In the world of literature, there are at least three kinds of works (fiction and non-fiction) that, in my opinion, could be termed miracles:
- Those that inspire awe both because of their sheer storytelling and-or narrative complexity and because of the non-obviousness of the organising principle used to derive such complexity. They are complex in form and content.
- Those that are great fun to read precisely because of the apparent structure of their formal organisation, yet are no less complex as stories and-or narratives and are no less awe-inspiring. They are complex in content, but are rather playful in form.
- Those that embed stories, complex in form and content, within playful narrative structures.
All books of the second and some, possibly, of the third kind revel in the obviousness of their artifice, in the toy-like playfulness of constructing a narrative.
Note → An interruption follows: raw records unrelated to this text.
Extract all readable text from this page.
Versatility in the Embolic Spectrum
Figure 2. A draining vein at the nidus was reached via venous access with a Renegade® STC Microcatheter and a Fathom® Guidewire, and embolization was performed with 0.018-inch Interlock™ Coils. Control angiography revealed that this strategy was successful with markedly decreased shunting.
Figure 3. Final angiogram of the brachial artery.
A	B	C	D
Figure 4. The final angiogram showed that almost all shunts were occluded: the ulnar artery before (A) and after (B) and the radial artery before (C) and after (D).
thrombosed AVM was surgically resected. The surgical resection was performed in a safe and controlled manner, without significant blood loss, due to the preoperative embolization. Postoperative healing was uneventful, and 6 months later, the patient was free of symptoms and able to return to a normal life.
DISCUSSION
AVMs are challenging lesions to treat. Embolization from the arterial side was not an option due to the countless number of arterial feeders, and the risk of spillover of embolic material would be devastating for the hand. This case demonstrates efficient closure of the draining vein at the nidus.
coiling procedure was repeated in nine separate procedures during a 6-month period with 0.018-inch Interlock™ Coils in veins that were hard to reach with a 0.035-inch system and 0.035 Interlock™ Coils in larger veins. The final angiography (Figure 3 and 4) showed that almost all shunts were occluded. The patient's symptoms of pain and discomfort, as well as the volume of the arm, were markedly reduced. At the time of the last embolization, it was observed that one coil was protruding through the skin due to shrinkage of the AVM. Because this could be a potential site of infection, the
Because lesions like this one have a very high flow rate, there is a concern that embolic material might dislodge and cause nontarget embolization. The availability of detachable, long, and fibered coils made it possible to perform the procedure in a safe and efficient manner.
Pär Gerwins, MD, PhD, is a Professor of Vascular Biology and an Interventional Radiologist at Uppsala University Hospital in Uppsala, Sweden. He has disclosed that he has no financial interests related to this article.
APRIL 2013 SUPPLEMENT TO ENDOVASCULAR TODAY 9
But they are miracles nonetheless because, while it’s clear that they’re put-together, it’s no less clear that they’re the works of singular minds—if their authors hadn’t beefed up the formal skeletal structures with the flesh and blood of their erudition, imagination, wit, humour, etcetera, no one else could have.
At the moment, I can only think of Robertson Davies’s Fifth Business and perhaps the entire Deptford Trilogy, John Crowley’s Little, Big, Garcia Marquez’s One Hundred Years of Solitude, and Murakami’s Wind-Up Bird Chronicle as instances of works of the first kind. A.S. Byatt’s Possession, Hope Mirrlees’s Lud-in-the-Mist, Diana Wynne Jones’s Charmed Life, Lewis Carroll’s Alice books, and Douglas Hofstadter’s Godel, Escher, Bach are certainly literary miracles of the second kind. I had to give some thought to identifying works of the third kind and am now reasonably convinced that these fit the bill: all of Terry Pratchett’s Discworld novels, Philip Pullman’s His Dark Materials Trilogy, and Mikhail Bulgakov’s The Master and Margarita.
If you look at this from a combinatorial point of view, there is a fourth potential category: playful stories told as complex narratives. However, do such works exist? Some of Terry Pratchett’s Discworld novels might come very close to falling into this category, but in my opinion, none of his stories are as simple or playful as they seem. P.G. Wodehouse perhaps? I’ll be glad to hear more on this.
P.S. In Are you a gardener or an architect?, Alec Nevala-Lee beautifully articulates (architects?) the making of literary works of the third and, perhaps, also the second kind. He quotes George R.R. Martin’s analogy of architects and gardeners,
There are some writers who are architects, and they plan everything, they blueprint everything, and they know before the drive the first nail into the first board what the house is going to look like…And then there are gardeners who dig a little hole and drop a seed in and water it with their blood and see what comes up, and sort of shape it.
Going by this, could the first and the fourth kinds be described as the works of gardeners?